Пантелей Прокофьевич обессиленно прислонился спиной к дверному косяку.
— Живой!!! — смеясь и плача, закричала ему Дуняшка. — Живой Гриша! Слышишь?! Его хворого привезли! Иди же скажи матери! Ну, чего стоишь?!
— Не пужайся, Пантелей Прокофич! Доставил живого, а про здоровье не спрашивай, — торопливо подтвердил Прохор, под узцы вводя лошадей во двор.
Пантелей Прокофьевич сделал несколько неуверенных шагов, опустился на одну из ступенек. Мимо него вихрем промчалась в дом Дуняшка, чтобы успокоить мать. Прохор остановил лошадей возле самого крыльца, поглядел на Пантелея Прокофьевича.
— Чего ж сидишь? Неси полсть, будем сносить.
Старик сидел молча. Из глаз его градом сыпались слезы, а лицо было неподвижно, и ни единый мускул не шевелился на нем. Два раза он поднимал руку, чтобы перекреститься, и опускал ее, будучи не в силах донести до лба. В горле его что-то булькало и клокотало.
— Ты, видать, от ума отошел с перепугу, — сожалеюще сказал Прохор. — И как это я не догадался послать вперед кого-нибудь предупредить вас? Оказался дурак я, право слово — дурак! Ну, поднимайся, Прокофич, надо же хворого сносить. Где у вас полсть? Или на руках понесем?
— Погоди трошки… — хрипло проговорил Пантелей Прокофьевич. — Что-то у меня ноги отнялись… Думал — убитый… Слава богу… Не ждал… — Он оторвал пуговицы на воротнике своей старенькой рубахи, распахнул ворот и стал жадно вдыхать воздух широко раскрытым ртом.
— Вставай, вставай, Прокофич! — торопил Прохор. — Окромя нас, несть-то его ить некому?
Пантелей Прокофьевич с заметным усилием поднялся, сошел с крыльца, откинул шинель и нагнулся над лежавшим без сознания Григорием. В горле его снова что-то заклокотало, но он овладел собой, повернулся к Прохору.

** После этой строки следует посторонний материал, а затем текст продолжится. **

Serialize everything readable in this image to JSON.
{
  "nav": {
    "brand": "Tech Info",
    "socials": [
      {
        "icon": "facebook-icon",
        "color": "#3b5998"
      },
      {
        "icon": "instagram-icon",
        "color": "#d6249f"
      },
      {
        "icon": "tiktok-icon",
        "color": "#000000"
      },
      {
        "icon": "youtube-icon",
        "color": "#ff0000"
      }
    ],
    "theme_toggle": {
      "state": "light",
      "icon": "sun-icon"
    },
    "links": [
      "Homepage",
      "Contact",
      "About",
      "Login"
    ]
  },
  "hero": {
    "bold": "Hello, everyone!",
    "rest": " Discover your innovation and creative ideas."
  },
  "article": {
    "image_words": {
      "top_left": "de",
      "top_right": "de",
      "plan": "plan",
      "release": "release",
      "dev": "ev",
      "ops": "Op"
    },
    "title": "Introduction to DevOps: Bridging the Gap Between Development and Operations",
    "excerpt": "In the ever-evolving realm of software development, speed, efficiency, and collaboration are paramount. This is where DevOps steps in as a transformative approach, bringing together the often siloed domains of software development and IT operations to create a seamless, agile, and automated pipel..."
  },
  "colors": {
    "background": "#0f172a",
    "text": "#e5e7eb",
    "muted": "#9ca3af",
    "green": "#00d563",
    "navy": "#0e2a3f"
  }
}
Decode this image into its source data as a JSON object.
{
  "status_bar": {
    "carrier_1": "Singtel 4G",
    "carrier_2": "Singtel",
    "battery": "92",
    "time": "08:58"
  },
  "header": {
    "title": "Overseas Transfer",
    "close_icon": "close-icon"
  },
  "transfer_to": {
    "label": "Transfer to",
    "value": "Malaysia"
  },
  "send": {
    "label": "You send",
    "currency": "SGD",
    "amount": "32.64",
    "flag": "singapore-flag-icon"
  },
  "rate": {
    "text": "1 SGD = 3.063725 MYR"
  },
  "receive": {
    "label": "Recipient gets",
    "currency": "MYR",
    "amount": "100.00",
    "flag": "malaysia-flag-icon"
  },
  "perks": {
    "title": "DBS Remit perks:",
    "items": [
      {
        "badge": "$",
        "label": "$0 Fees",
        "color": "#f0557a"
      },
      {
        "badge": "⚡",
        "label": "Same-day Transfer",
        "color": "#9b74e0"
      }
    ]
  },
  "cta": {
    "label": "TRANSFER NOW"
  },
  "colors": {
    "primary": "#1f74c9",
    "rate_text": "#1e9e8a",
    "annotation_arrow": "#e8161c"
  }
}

— Берись за ноги. Понесем.
Григория внесли в горницу, сняли с него сапоги, раздели и уложили на кровать. Дуняшка тревожно крикнула из кухни:
— Батя! С матерью плохо… Поди сюда!
В кухне на полу лежала Ильинична. Дуняшка, стоя на коленях, брызгала водой в ее посиневшее лицо.
— Беги, кличь бабку Капитоновну, живо! Она умеет кровь отворять. Скажи, что надо матери кровь кинуть, нехай захватит с собой струмент! — приказал Пантелей Прокофьевич.
Не могла же Дуняшка — заневестившаяся девка — бежать по хутору простоволосой; она ухватила платок, — торопливо покрываясь, сказала:
— Детей вон напужали досмерти! Господи, что это такое за напасть… Пригляди за ними, батя, а я смотаюсь в один момент!
Может быть, Дуняшка и в зеркало бы мельком посмотрелась, но оживший Пантелей Прокофьевич глянул на нее такими глазами, что она опрометью выскочила из кухни.
Выбежав за калитку, Дуняшка увидела Аксинью. Ни кровинки не было в белом Аксиньином лице. Она стояла, прислонившись к плетню, безжизненно опустив руки. В затуманенных черных глазах ее не блестели слезы, но столько в них было страдания и немой мольбы, что Дуняшка, остановившись на секунду, невольно и неожиданно для себя сказала:
— Живой, живой! Тиф у него. — И побежала по проулку рысью, придерживая руками подпрыгивающую высокую грудь.
К мелеховскому двору отовсюду спешили любопытные бабы. Они видели, как Аксинья неторопливо пошла от мелеховской калитки, а потом вдруг ускорила шаги, согнулась и закрыла лицо руками.
XXV
Через месяц Григорий выздоровел. Впервые поднялся он с постели в двадцатых числах ноября и — высокий, худой, как скелет, — неуверенно прошелся по комнате, стал у окна.
На земле, на соломенных крышах сараев ослепительно белел молодой снежок. По проулку виднелись следы санных полозьев. Голубоватый иней, опушивший плетни и деревья, сверкал и отливал радугой под лучами закатного солнца.
Григорий долго смотрел в окно, задумчиво улыбаясь, поглаживая костлявыми пальцами усы. Такой славной зимы он как будто еще никогда не видел. Все казалось ему необычным, исполненным новизны и значения.